The American Supply Association (ASA) led several industry groups recently in filing an amicus curiae brief to the Supreme Court of the United States.

Joined by the American Lighting Association, the American Veterinary Association and other national associations, the brief was in support of a South Dakota case making its way to the high court.

An amicus curiae brief is written to bring to the court’s attention relevant matters not already brought to its attention by the parties in the case. ASA was asked to file a brief dealing with the burden placed on plumbing wholesalers by the practice known as showrooming, the ongoing trend of customers receiving the benefit of ASA members’ talented workforces, the measuring of and learning about products, only to customers make the purchase over the internet.

“As our members have long said, the investments made in showrooms as well as having a well-trained, dedicated staff knowledgeable of the latest trends is significant,” ASA Director of Government Affairs Dan Hilton said. “The business lost due to showrooming has a measurable impact on our communities, as the loss of revenue starves resources that belong to first responders, schools, and other stakeholders in state and local government.”
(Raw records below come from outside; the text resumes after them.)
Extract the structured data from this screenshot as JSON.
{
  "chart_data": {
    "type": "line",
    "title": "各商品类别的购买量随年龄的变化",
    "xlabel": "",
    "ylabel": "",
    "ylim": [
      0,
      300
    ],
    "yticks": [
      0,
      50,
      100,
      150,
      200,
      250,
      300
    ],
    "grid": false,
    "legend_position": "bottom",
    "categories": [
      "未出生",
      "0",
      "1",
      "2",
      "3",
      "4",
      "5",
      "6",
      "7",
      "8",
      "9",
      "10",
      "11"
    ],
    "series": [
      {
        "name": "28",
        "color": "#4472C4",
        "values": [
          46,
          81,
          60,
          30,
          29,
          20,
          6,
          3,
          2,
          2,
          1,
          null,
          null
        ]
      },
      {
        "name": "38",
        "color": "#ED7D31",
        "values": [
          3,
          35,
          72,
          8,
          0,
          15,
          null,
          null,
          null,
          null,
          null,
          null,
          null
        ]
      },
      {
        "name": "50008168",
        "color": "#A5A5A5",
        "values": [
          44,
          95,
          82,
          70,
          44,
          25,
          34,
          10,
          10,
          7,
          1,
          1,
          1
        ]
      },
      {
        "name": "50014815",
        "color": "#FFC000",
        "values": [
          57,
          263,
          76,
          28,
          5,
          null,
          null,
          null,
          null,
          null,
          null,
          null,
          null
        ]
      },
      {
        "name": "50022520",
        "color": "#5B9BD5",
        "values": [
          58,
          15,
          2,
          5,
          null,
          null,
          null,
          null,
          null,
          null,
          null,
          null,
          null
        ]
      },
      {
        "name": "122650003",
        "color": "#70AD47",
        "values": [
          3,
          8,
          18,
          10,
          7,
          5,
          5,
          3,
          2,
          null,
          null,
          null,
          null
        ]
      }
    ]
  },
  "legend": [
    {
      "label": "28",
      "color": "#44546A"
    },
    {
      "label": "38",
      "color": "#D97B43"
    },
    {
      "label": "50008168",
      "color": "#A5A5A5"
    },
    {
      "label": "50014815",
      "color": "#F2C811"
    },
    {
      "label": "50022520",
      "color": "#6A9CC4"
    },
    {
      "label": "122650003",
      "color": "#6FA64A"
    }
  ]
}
This September, the Supreme Court of South Dakota ruled in favor of internet seller over the issue of online sales tax collection. Specifically, South Dakota, a state with no state income tax, passed a law extending the obligation to collect and remit sales tax to sellers with no physical presence in the state.

In response to a 1992 case in which the Supreme Court ruled in favor of Quill Corporation in Quill v. North Dakota, Justice Kennedy had opened the door to a legal challenge to the 25-year-old ruling. Predating the explosion of internet sales, the Supreme Court ruled that a business must have a physical presence in a state for that state to require it to collect sales taxes. However, the court explicitly stated that Congress can overrule the decision through legislation.
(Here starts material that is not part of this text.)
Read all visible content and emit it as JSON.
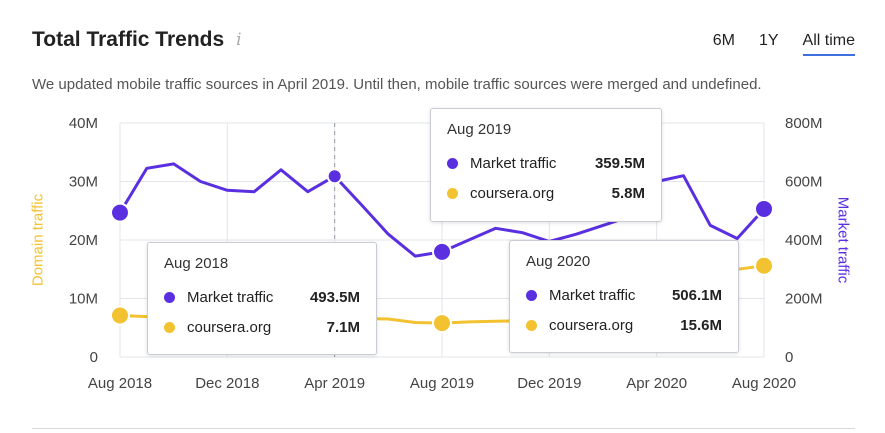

This is why Congress needs to pass a marketplace fairness act, which would allow states to close this loophole, ASA stressed. The Marketplace Fairness Act of 2017 would grant states the right to require out-of-state businesses, such as those selling online or through catalogs, collect state sales taxes on purchases sold into their states. Currently, states are unable to collect these taxes on purchases from remote businesses so the tax often is not paid. This sales tax loophole treats out-of-state retailers different than local brick-and-mortar businesses, creating a price disadvantage.